Listopad 2010 roku. Korona gra z Lechem, na boisku 0:0, a na trybunach...?

„Ryba wracaj do domu” (śmiech).

No i wróciłeś.

 – Kurczę... Powiem szczerze, że miałem łzy w oczach, jak zobaczyłem ten transparent. Przeżyłem to ogromnie. Naprawdę. Jeśli przyjeżdżasz na były stadion w koszulce innego klubu, a kibice gospodarzy dalej o tobie pamiętają, to... to jest coś pięknego. Na pewno nie spodziewałem się aż takiego przyjęcia.

W końcu w „Koronce” troszkę czasu grałeś, zapracowałeś na miano ulubieńca kibiców. Ludzie o Tobie nie zapomnieli.

– No tak. Nieraz mówiłem, że Koronę zawsze będę miał w sercu, nigdy się jej nie wyprę i – bez względu na to, gdzie będę grał – nie powiem na nią złego słowa. Ale mimo to, takie powitanie i tak było dla mnie dużym zaskoczeniem. Jeszcze raz chciałbym za nie podziękować. Bardzo się cieszę, że znów będę mógł grać u siebie – w domu rzecz jasna.

„Grać” to w Twoim przypadku słowo klucz. W Lechu zbyt wielu okazji do pokazania swoich umiejętności – zwłaszcza w tym sezonie – nie miałeś.

– I to był główny problem. Owszem – trenowałem normalnie, ale to mi gry nie zastąpiło. W tym sezonie nie wyszedłem na boisko nawet na minutę. Chociaż... Przepraszam – zaliczyłem dwa mecze w Młodej Ekstraklasie.

I nawet bramkę strzeliłeś. I to taką, o jakich się mawia „stadiony świata”. Nożycami (bramkę Jacka Kiełba możesz zobaczyć TUTAJ).

– Dziękuję bardzo, faktycznie strzał się udał. Jakbym takiego gola strzelił w lidze to dopiero byłbym szczęśliwy. A tak... Nie ma co się emocjonować. Mam nadzieję, że podobne trafienie zanotuję w ekstraklasie i dam tym samym kibicom Korony powody do radości.

W Twoim przypadku głód piłki jest chyba wyjątkowo duży. W poniedziałek trenowałeś sam, we wtorek zostałeś jeszcze 10 minut po zajęciach i ćwiczyłeś uderzenia z dystansu. Faktycznie odczuwasz ten brak futbolu?

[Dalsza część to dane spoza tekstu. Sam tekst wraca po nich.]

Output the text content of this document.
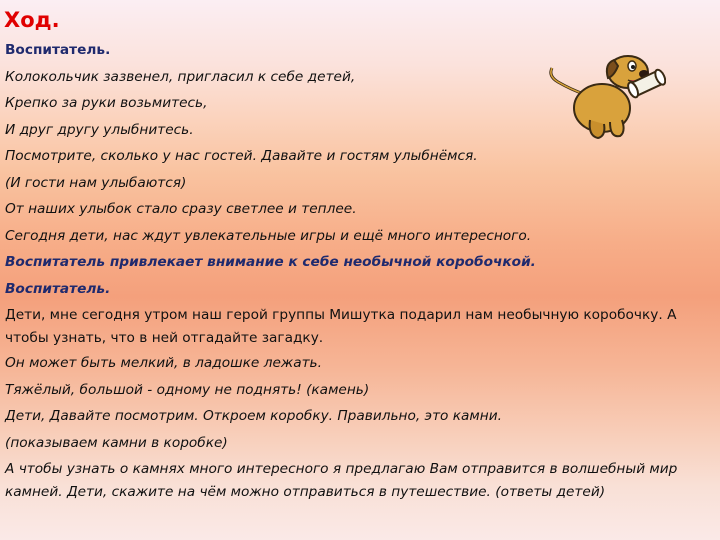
Ход.
Воспитатель.
Колокольчик зазвенел, пригласил к себе детей,
Крепко за руки возьмитесь,
И друг другу улыбнитесь.
Посмотрите, сколько у нас гостей. Давайте и гостям улыбнёмся.
(И гости нам улыбаются)
От наших улыбок стало сразу светлее и теплее.
Сегодня дети, нас ждут увлекательные игры и ещё много интересного.
Воспитатель привлекает внимание к себе необычной коробочкой.
Воспитатель.
Дети, мне сегодня утром наш герой группы Мишутка подарил нам необычную коробочку. А чтобы узнать, что в ней отгадайте загадку.
Он может быть мелкий, в ладошке лежать.
Тяжёлый, большой - одному не поднять! (камень)
Дети, Давайте посмотрим. Откроем коробку. Правильно, это камни.
(показываем камни в коробке)
А чтобы узнать о камнях много интересного я предлагаю Вам отправится в волшебный мир камней. Дети, скажите на чём можно отправиться в путешествие. (ответы детей)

Jak to się mówi – mam głębokie rezerwy (śmiech). Wiadomo, że ostatnio nie grałem, nie łapałem się do składu Lecha. Skutek jest taki, że mam w sobie teraz jakieś ADHD (śmiech). I przez to faktycznie – zapał do pracy jest ogromny. A co do treningów – na pewno będę się starał zostawać po każdym z nich, aby jeszcze trochę popracować.

Może trochę generalizuję, ale kibice Lecha na internetowych forach żałują Twojego odejścia.

– Raczej nie czytam internetowych komentarzy, ale miło mi to słyszeć. Fajnie, że o mnie pamiętają. Tym bardziej że – szczerze mówiąc – myślałem, że po moim odejściu będzie totalna „olewka”, to znaczy nikt nie będzie po mnie płakać, na zasadzie – nie ten, to inny. Miło mi słyszeć, że wypowiadają się o mnie ciepło.

Z drugiej strony mówią – Ryba to chyba najbardziej podatny na choroby oraz wirusy piłkarz na świecie, który nawet latem potrafi po kilka razy być przeziębionym.

– No tak. Już mi nawet co poniektórzy przypięli łatkę: „Kiełb zawsze chory”. Już tłumaczę, skąd to się wzięło. Złapała mnie angina, to było po meczu z Manchesterem City. Wiadomo, jak to ja – poszedłem na ambicji, od razu chciałem wrócić do gry, myślałem sobie: „wszystko będzie dobrze”. Rozpocząłem treningi tydzień wcześniej, niż powinienem, i to się na mnie odbiło przez całą resztę sezonu.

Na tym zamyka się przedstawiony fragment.